The lead ballast is a pretty simple affair for this boat, just a 4 inch square section about 56 inches long. The lower edges are radiused to match the deadwood. This shot shows the forward end. I've left a uniform gap at each end that I'll fill with sealant and will serve as an expansion joint. I don't know if this is necessary, but with a temperature range of -40 to +40 C, I wanted to be on the safe side. I made a ramp to slide the lead off the back of the truck which was luckily alongside the boat's cradle. From there I lifted the ballast onto the bearers I had added under the cradle (one shown above) and finally worked it into position where I drilled the 1/2 inch holes and recesses for the nuts.

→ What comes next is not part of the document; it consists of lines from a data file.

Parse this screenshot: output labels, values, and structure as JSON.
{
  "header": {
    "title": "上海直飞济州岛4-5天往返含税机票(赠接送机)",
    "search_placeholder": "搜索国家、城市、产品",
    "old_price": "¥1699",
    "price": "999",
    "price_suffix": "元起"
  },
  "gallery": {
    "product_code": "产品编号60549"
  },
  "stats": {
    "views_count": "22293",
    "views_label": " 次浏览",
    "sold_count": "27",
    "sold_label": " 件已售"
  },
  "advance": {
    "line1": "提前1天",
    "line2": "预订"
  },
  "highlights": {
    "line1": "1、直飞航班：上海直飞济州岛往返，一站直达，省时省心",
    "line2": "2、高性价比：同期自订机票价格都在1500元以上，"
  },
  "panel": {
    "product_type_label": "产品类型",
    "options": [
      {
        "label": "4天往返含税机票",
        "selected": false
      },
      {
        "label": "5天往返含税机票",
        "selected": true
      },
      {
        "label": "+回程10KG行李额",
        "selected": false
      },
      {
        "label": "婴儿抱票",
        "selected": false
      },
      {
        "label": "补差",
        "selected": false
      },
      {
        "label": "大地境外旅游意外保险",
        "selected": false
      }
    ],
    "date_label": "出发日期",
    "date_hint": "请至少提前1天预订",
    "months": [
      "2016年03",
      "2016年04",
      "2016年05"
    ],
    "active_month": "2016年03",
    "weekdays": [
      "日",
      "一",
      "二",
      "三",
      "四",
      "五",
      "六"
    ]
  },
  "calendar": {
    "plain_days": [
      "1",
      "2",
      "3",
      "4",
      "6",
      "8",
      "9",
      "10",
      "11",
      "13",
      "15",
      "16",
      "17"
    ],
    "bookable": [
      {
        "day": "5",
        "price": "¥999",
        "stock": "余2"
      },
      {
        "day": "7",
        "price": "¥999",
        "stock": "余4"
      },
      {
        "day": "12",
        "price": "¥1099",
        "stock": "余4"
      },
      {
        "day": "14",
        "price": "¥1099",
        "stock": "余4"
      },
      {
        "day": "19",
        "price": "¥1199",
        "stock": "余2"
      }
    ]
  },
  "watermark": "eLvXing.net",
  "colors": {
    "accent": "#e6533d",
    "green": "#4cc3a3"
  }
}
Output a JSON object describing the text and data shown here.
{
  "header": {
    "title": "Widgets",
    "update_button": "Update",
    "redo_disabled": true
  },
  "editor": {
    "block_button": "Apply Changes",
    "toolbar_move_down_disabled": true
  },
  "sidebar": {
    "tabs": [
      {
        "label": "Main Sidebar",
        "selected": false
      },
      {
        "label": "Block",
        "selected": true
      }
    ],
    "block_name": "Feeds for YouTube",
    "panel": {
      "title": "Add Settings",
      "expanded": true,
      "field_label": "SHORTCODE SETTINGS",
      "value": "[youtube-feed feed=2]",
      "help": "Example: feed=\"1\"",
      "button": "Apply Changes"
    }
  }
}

The view from below showing the recess with the bolt, nut and washer being tried in place. The plans showed a centered bolt pattern, but mine came out alternating on either side of the centerline, fortunately in the correct sequence.
For the keel bolts I'm using 1/2 inch threaded bronze rod with bronze washers and nuts. A small chop saw makes this step easy. Note that a taper has been ground onto the bolt end to make threading on the nut an easy job.

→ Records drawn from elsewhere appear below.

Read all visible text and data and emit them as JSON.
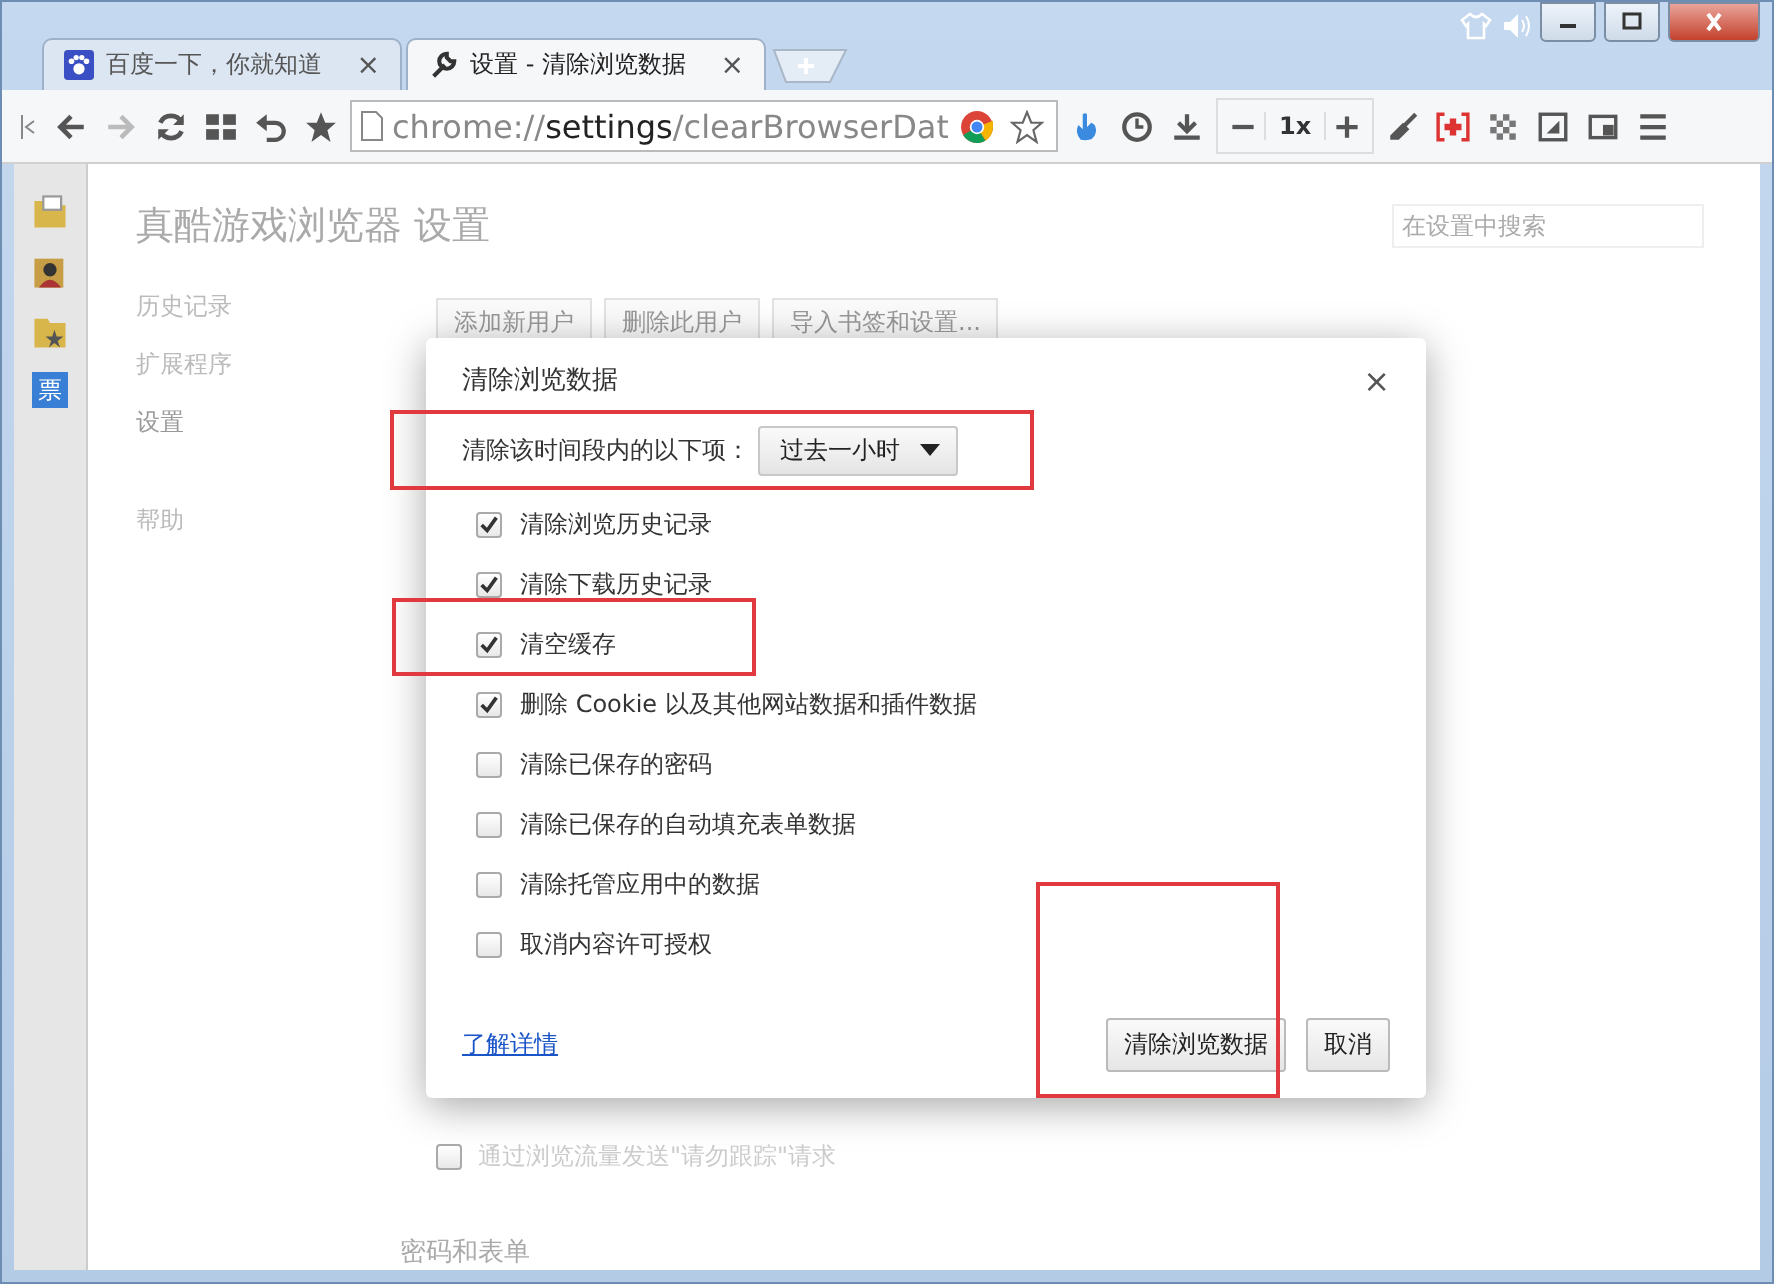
{
  "tabs": [
    {
      "label": "百度一下，你就知道",
      "close": "×",
      "selected": false
    },
    {
      "label": "设置 - 清除浏览数据",
      "close": "×",
      "selected": true
    }
  ],
  "toolbar": {
    "url_scheme": "chrome://",
    "url_host": "settings",
    "url_path": "/clearBrowserDat",
    "zoom": "1x"
  },
  "sidebar": {
    "items": [
      {
        "label": "票",
        "selected": true
      }
    ]
  },
  "settings": {
    "title": "真酷游戏浏览器 设置",
    "search": {
      "placeholder": "在设置中搜索"
    },
    "nav": [
      {
        "label": "历史记录",
        "selected": false
      },
      {
        "label": "扩展程序",
        "selected": false
      },
      {
        "label": "设置",
        "selected": true
      },
      {
        "label": "帮助",
        "selected": false
      }
    ],
    "user_buttons": [
      "添加新用户",
      "删除此用户",
      "导入书签和设置..."
    ],
    "dnt": {
      "label": "通过浏览流量发送\"请勿跟踪\"请求",
      "checked": false
    },
    "section": "密码和表单"
  },
  "dialog": {
    "title": "清除浏览数据",
    "close": "×",
    "range_label": "清除该时间段内的以下项：",
    "range_value": "过去一小时",
    "options": [
      {
        "label": "清除浏览历史记录",
        "checked": true
      },
      {
        "label": "清除下载历史记录",
        "checked": true
      },
      {
        "label": "清空缓存",
        "checked": true
      },
      {
        "label": "删除 Cookie 以及其他网站数据和插件数据",
        "checked": true
      },
      {
        "label": "清除已保存的密码",
        "checked": false
      },
      {
        "label": "清除已保存的自动填充表单数据",
        "checked": false
      },
      {
        "label": "清除托管应用中的数据",
        "checked": false
      },
      {
        "label": "取消内容许可授权",
        "checked": false
      }
    ],
    "link": "了解详情",
    "buttons": [
      "清除浏览数据",
      "取消"
    ]
  }
}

After finally getting some 3M 5200, I've mated the lead ballast to the boat once and for all. This was a horribly sticky and messy job, so pictures were limited to those moments where I was changing gloves! I used two long steel threaded rods in the end bolt holes to control the placement of the ballast. These made sure the lead keyed into place correctly while lowering and raising it with a hydraulic jack. Once the ballast was in place for good, I added the bronze bolts and snugged it up. Some squeeze out shows that I shouldn't have a dry joint anywhere.
A closer look at the squeeze out. It was just about the right amount for a nice fillet. I chose the "mahogany" colour because it seemed less jarring than white or black.
Finally filleted and the excess cleaned up somewhat. I didn't want to remove too much, just in case. 3M claims that it is sandable, so I'll wait for a full cure and try some sandpaper. All that remains is to shoot some sealant into the small gaps at either end of the lead.
Once the lead is sanded to brighten up the metal somewhat for good adhesion, a couple of coats of resin and hardener is applied. While the resin is still “green” the bottom paint is applied ensuring a good bond to the resin.